Syahdan di tepi kampung dibatas perkebunan sawit, terdapat sebatang pohon beringin yang sudah berusia sangat tua, akar-akarnya menjalar sangat panjang lagi besar, daunnya rimbun ditopang dahan-dahan yang cukup besar.
Namun sungguh sayang, beberapa bagian pohon beringin tua sudah habis dimakan rayap.
Seiring matahari terbit yang kian naik diatas kepala, kabut asap perlahan-lahan menghilang dari pandangan, sejauh mata memandang terhampar perkebunan sawit nan luas membentang.
Siang itu, ditepi kampung asri dibatas perkebunan, pohon beringin tua tak henti-hentinya bergoyang seperti tengah merasa geli, membuat Bue si burung hantu yang bersarang diatas pohon beringin tua terbangun dari tidurnya.
"Aduh..geli..geli," ujar beringin tua yang merasa kegelian.
"Ada apa hai beringin tua," Bue si burung hantu bertanya penasaran.
Sambil menahan geli, pohon beringin tua pun menjawab, "burung-burung kecil itu mematuk-matuk pada dahanku, Bue."

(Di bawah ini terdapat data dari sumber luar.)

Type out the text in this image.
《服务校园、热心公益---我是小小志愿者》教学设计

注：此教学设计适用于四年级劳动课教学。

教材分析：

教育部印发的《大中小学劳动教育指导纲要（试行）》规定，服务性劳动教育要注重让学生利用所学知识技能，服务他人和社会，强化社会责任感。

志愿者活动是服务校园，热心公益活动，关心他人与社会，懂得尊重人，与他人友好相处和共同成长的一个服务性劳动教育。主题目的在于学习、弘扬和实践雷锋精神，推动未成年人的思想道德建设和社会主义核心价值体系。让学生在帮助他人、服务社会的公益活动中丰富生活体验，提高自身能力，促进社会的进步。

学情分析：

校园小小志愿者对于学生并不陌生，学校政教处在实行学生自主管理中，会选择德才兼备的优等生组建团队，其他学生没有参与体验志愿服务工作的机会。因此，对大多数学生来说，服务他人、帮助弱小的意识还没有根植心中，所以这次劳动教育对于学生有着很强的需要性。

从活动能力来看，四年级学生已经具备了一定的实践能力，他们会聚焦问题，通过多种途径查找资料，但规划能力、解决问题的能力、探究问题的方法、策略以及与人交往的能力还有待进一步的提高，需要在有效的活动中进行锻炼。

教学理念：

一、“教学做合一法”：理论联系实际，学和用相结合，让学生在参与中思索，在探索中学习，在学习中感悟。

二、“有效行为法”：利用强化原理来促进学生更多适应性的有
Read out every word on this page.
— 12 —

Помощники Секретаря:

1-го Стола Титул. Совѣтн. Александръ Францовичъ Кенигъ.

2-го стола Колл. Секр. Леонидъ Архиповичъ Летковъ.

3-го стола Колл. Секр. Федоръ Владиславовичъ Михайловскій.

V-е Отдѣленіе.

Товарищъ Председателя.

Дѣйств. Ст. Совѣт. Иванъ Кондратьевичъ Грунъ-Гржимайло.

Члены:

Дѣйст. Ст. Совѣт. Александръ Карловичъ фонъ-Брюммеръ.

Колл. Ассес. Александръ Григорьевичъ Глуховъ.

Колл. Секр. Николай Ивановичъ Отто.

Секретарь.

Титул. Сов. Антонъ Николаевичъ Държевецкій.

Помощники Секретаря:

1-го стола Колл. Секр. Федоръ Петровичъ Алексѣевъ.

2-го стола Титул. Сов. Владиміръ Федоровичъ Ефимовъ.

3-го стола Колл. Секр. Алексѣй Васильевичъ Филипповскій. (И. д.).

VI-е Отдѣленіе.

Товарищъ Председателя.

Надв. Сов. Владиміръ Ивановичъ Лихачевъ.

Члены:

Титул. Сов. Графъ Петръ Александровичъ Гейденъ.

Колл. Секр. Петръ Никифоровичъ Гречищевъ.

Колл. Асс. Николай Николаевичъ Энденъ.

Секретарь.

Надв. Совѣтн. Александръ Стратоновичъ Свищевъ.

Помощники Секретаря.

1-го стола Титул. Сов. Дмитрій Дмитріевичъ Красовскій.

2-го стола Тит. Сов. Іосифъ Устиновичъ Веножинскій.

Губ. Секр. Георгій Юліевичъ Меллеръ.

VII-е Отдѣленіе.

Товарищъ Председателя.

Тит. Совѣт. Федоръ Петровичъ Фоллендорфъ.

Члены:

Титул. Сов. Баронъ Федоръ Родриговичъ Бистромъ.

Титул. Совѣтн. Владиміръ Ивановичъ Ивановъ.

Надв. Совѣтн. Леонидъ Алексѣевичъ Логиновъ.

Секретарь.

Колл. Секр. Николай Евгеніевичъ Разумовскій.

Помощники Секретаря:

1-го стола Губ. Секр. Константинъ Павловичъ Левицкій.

Bue menutup kembali matanya, seraya berkata, "mereka sedang makan ulat-ulat yang ada dahanmu, tak perlu resah karena itu untuk kebaikanmu juga hai beringin tua."
"Oh benarkah itu, baiklah Bue." Ucap beringin tua yang merasa tenang dengan jawaban Bue.
Beringin tua sangat nyaman mendengarkan apapun yang disampaikan oleh Bue si burung hantu, kata-kata bijak dan sikap tenangnya sudah menemani pohon beringin tua selama bertahun-tahun.